La perspective d’une baisse de 13 % du prix fabricant du paracétamol suscite l’incompréhension des laboratoires français. Ceux-ci viennent tout juste de relocaliser une partie de leur production sur le territoire national, dans le cadre d’une stratégie de souveraineté sanitaire encouragée par les pouvoirs publics. La décision, en cours de discussion avec le Comité économique des produits de santé (CEPS), organe rattaché au ministère de la Santé, intervient alors que le moratoire qui maintenait le prix de la boîte de paracétamol à un niveau stable arrive à son terme.
Les industriels dénoncent une mesure « incompréhensible » et « insensée ». Selon eux, cette diminution du tarif réglementé risquerait de fragiliser les chaînes de production locales, récemment remises en service après des années de délocalisation massive en Asie. La relocalisation de la fabrication du paracétamol, molécule la plus consommée en France, est présentée comme un enjeu majeur pour réduire la dépendance aux importations, notamment chinoises et indiennes.
Un coup d’arrêt à la relocalisation ?
Les laboratoires concernés estiment qu’une telle baisse de prix compromettrait la rentabilité des sites français, déjà exposés à des coûts de production plus élevés que ceux de leurs concurrents asiatiques. Ils plaident pour un maintien du prix actuel afin de garantir un retour sur investissement et de sécuriser l’approvisionnement national. La décision finale du CEPS, qui devrait être annoncée dans les prochaines semaines, est donc suivie de près par l’ensemble du secteur.
Cette situation met en lumière les tensions entre les objectifs de maîtrise des dépenses de santé et la volonté de renforcer l’indépendance industrielle de la France. Alors que le pays s’était engagé dans une politique de relocalisation des médicaments essentiels après les pénuries liées à la pandémie de Covid-19, cette nouvelle orientation pourrait enrayer la dynamique.

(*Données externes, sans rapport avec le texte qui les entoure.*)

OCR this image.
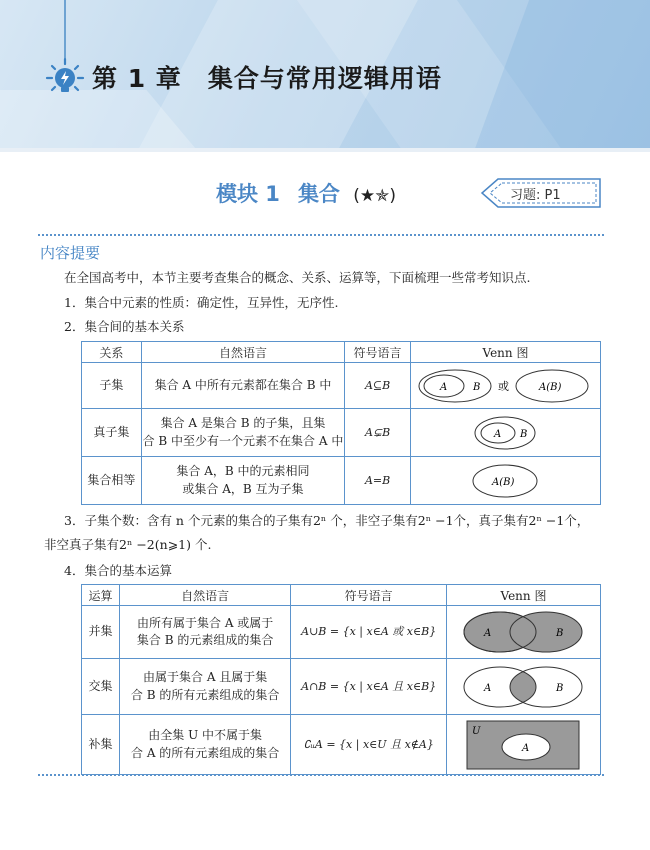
第 1 章 集合与常用逻辑用语
模块 1 集合 (★✯)	习题: P1
内容提要
在全国高考中，本节主要考查集合的概念、关系、运算等，下面梳理一些常考知识点.
1．集合中元素的性质：确定性，互异性，无序性.
2．集合间的基本关系
关系	自然语言	符号语言	Venn 图
子集	集合 A 中所有元素都在集合 B 中	A⊆B	A B 或 A(B)

真子集	集合 A 是集合 B 的子集，且集
合 B 中至少有一个元素不在集合 A 中	A⊊B	A B

集合相等	集合 A，B 中的元素相同
或集合 A，B 互为子集	A=B	A(B)
3．子集个数：含有 n 个元素的集合的子集有2ⁿ 个，非空子集有2ⁿ −1个，真子集有2ⁿ −1个，
非空真子集有2ⁿ −2(n⩾1) 个.
4．集合的基本运算
运算	自然语言	符号语言	Venn 图
并集	由所有属于集合 A 或属于
集合 B 的元素组成的集合	A∪B = {x | x∈A 或 x∈B}	A B

交集	由属于集合 A 且属于集
合 B 的所有元素组成的集合	A∩B = {x | x∈A 且 x∈B}	A B

补集	由全集 U 中不属于集
合 A 的所有元素组成的集合	∁ᵤA = {x | x∈U 且 x∉A}	U
A
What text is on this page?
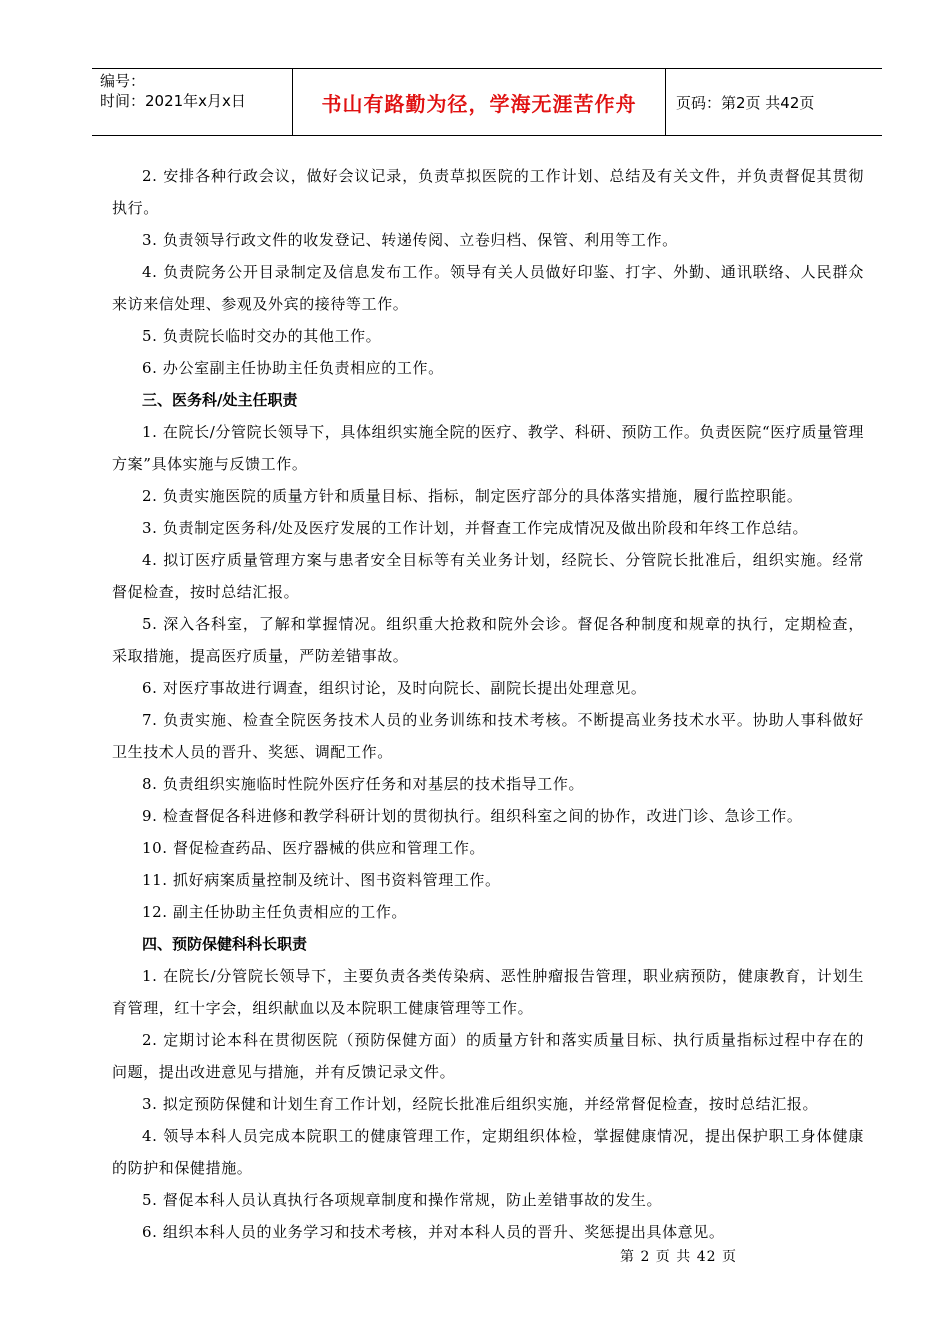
编号：
时间：2021年x月x日	书山有路勤为径，学海无涯苦作舟	页码：第2页 共42页

2. 安排各种行政会议，做好会议记录，负责草拟医院的工作计划、总结及有关文件，并负责督促其贯彻执行。

3. 负责领导行政文件的收发登记、转递传阅、立卷归档、保管、利用等工作。

4. 负责院务公开目录制定及信息发布工作。领导有关人员做好印鉴、打字、外勤、通讯联络、人民群众来访来信处理、参观及外宾的接待等工作。

5. 负责院长临时交办的其他工作。

6. 办公室副主任协助主任负责相应的工作。

三、医务科/处主任职责

1. 在院长/分管院长领导下，具体组织实施全院的医疗、教学、科研、预防工作。负责医院“医疗质量管理方案”具体实施与反馈工作。

2. 负责实施医院的质量方针和质量目标、指标，制定医疗部分的具体落实措施，履行监控职能。

3. 负责制定医务科/处及医疗发展的工作计划，并督查工作完成情况及做出阶段和年终工作总结。

4. 拟订医疗质量管理方案与患者安全目标等有关业务计划，经院长、分管院长批准后，组织实施。经常督促检查，按时总结汇报。

5. 深入各科室，了解和掌握情况。组织重大抢救和院外会诊。督促各种制度和规章的执行，定期检查，采取措施，提高医疗质量，严防差错事故。

6. 对医疗事故进行调查，组织讨论，及时向院长、副院长提出处理意见。

7. 负责实施、检查全院医务技术人员的业务训练和技术考核。不断提高业务技术水平。协助人事科做好卫生技术人员的晋升、奖惩、调配工作。

8. 负责组织实施临时性院外医疗任务和对基层的技术指导工作。

9. 检查督促各科进修和教学科研计划的贯彻执行。组织科室之间的协作，改进门诊、急诊工作。

10. 督促检查药品、医疗器械的供应和管理工作。

11. 抓好病案质量控制及统计、图书资料管理工作。

12. 副主任协助主任负责相应的工作。

四、预防保健科科长职责

1. 在院长/分管院长领导下，主要负责各类传染病、恶性肿瘤报告管理，职业病预防，健康教育，计划生育管理，红十字会，组织献血以及本院职工健康管理等工作。

2. 定期讨论本科在贯彻医院（预防保健方面）的质量方针和落实质量目标、执行质量指标过程中存在的问题，提出改进意见与措施，并有反馈记录文件。

3. 拟定预防保健和计划生育工作计划，经院长批准后组织实施，并经常督促检查，按时总结汇报。

4. 领导本科人员完成本院职工的健康管理工作，定期组织体检，掌握健康情况，提出保护职工身体健康的防护和保健措施。

5. 督促本科人员认真执行各项规章制度和操作常规，防止差错事故的发生。

6. 组织本科人员的业务学习和技术考核，并对本科人员的晋升、奖惩提出具体意见。

第 2 页 共 42 页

Des négociations serrées à venir
Les discussions entre les laboratoires et le CEPS s’annoncent tendues. Les industriels entendent défendre leurs positions en mettant en avant les investissements déjà réalisés et les emplois créés ou préservés. Ils soulignent également que le paracétamol est un produit à faible valeur ajoutée, dont la marge est déjà très réduite. Toute compression supplémentaire, selon eux, rendrait la production hexagonale non viable.
En attendant, les patients ne devraient pas constater de changement immédiat dans le prix des boîtes de paracétamol, le tarif étant réglementé et les négociations n’ayant pas encore abouti. L’issue de ce bras de fer aura des répercussions non seulement sur l’avenir du made in France pharmaceutique, mais aussi sur la capacité du pays à éviter de nouvelles pénuries de ce médicament de première nécessité.